Regular evaluation is good practice for a healthy learning organization. As a funder collaborative, evaluative learning is crucial. Our work hinges on providing value for diverse members and inspiring continuous member engagement to drive the collective’s work forward. As we crossed the mid-point line of our previous strategy, TAI sensed questions emerging about our current and future work.

TAI planned this evaluation as an opportunity to systematically assess strategic progress and performance to date beyond our regular data collection. We benefitted greatly from the expertise and external perspectives of Julie Slay, Allison Shean, and Abby Degenhart of Arabella Advisors, who designed and led this evaluation with us.

How Did We Position the Evaluation to Maximize Learning?

Though not a funder-mandated evaluation, the success of this effort required funder engagement.

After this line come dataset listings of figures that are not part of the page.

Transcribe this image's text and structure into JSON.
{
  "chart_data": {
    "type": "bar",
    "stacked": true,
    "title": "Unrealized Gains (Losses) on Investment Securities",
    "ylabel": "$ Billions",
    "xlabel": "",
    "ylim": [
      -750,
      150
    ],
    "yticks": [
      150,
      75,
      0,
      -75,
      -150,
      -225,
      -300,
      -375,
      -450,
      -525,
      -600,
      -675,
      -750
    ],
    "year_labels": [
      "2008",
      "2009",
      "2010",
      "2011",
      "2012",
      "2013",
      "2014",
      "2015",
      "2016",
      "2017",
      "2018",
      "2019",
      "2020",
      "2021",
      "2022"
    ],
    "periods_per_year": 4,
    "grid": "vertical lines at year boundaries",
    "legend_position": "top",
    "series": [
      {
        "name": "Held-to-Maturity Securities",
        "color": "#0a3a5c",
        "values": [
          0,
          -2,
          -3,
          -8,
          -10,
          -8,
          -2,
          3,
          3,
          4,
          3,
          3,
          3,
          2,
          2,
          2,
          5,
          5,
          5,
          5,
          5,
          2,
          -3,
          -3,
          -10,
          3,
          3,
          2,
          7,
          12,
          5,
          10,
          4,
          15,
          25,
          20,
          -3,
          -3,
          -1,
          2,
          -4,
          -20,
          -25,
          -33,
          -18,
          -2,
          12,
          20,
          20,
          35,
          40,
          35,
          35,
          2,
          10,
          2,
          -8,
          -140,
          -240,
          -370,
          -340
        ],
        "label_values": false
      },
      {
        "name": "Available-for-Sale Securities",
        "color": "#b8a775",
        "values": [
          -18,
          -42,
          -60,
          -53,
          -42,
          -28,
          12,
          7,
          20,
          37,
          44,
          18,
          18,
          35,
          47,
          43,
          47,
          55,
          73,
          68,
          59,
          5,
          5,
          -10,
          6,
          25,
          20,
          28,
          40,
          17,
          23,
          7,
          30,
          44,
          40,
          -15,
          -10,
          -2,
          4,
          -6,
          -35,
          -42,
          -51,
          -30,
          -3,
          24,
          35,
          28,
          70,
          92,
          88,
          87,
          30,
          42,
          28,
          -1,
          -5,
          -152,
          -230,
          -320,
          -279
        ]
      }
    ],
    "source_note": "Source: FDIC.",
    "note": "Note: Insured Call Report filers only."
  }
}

We started with decision-informing questions and drew on timing and participatory processes to maximize learning with TAI’s funder members.

Design driven by purpose. TAI started the evaluation planning process by defining potential purposes and decisions that the evaluation might serve to inform. For example, we wanted to assess our implementation of TAI’s 2016-2019 strategy to inform changes to the theory of change and we wanted to explore progress against our strategic outcomes to inform assumptions about our sphere of influence. This helped us to surface Secretariat and member interests and needs. And it informed the evaluation scope by matching the type of evidence we expected to generate with appropriate questions.

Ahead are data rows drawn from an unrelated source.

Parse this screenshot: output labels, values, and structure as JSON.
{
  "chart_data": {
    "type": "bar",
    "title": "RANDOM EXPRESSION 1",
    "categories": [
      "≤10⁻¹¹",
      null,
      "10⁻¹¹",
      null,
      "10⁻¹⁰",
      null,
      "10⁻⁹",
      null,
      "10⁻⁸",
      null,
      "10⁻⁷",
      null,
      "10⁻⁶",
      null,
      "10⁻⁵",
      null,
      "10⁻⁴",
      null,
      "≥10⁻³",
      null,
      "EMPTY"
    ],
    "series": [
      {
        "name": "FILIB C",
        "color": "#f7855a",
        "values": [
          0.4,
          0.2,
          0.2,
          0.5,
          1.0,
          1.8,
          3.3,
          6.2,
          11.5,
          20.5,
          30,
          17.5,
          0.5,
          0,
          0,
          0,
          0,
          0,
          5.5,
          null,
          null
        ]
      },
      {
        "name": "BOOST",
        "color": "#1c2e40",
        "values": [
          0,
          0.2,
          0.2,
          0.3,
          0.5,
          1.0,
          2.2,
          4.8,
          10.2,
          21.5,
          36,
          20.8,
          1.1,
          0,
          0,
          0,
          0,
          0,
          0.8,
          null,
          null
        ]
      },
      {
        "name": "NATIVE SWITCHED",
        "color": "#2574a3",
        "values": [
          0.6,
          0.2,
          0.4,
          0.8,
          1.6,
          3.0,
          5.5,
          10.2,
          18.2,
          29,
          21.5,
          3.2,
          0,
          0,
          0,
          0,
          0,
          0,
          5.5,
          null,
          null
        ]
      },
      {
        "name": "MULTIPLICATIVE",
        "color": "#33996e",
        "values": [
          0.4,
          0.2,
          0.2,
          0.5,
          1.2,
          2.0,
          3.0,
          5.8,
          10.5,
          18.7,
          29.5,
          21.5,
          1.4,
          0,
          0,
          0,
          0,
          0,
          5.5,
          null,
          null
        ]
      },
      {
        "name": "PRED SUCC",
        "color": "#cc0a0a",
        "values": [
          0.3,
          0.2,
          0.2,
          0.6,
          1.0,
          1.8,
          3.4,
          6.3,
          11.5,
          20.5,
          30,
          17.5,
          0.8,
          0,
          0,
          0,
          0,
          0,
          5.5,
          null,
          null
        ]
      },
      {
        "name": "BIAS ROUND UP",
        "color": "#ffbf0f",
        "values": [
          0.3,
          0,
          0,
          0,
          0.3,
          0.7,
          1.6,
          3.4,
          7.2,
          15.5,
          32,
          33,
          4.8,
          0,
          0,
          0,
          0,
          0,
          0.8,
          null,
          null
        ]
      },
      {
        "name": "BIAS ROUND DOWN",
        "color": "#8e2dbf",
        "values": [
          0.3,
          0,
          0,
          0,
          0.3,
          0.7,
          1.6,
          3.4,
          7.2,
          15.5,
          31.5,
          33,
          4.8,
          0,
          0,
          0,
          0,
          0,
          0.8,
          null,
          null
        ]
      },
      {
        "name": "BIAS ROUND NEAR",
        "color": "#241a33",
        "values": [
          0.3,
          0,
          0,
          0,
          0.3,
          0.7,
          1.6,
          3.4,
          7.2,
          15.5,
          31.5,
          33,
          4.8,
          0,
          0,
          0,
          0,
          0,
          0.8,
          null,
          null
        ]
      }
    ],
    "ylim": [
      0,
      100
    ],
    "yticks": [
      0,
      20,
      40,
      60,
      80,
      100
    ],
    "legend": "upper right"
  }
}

Timing serves decisions. Timing is a key factor in designing a useful evaluation and producing usable findings. TAI positioned the evaluation to precede and inform our strategy planning process. This is truly a balancing act as there are many factors driving when and how evaluative and strategic processes unfold. Shared member commitment to funding and using evidence helped us to walk this tightrope of timing between evaluation and strategy. If a sequential evaluation-to-strategy approach is not right for your context, design a timeline that is workable for the purposes and decision points you prioritize.

Use starts well before the final report. In partnership with Arabella Advisors and strategy consultant Chris Michael, TAI designed and delivered several participatory touchpoints for member engagement. This included virtual and in-person moments with members to inform evaluation questions, raise awareness about the evaluation, and interpret findings. But these sessions also pushed us to roll up our sleeves and sense make the evaluation evidence against our experience and other evidence about funder collaboratives. We dug into uncomfortable areas of ambiguity and some divergent data points. TAI continued to apply evaluation insights and other evidence into our strategy process.

What Did We Learn from This Process?

Working with external evaluation and strategy partners was an incredible advantage as we explored several topics that would have been difficult to assess without an external perspective (i.e., effectiveness of the Secretariat staff, or relevance of current membership).

In practice, aligning evaluation and strategy efforts required continuous attention and realignment, which resulted in a bit more effort than we anticipated. We are appreciative of the can-do spirit not only of our funder members but especially the evaluation and strategy partners that supported us. In the future, starting the design efforts for both processes together may have helped us anticipate these needs.

We were pleased to learn of our challenges and successes through this evaluation, including the different ways TAI offers value to its members. We have also found great value in our investment in this evaluation to inform TAI’s work ahead.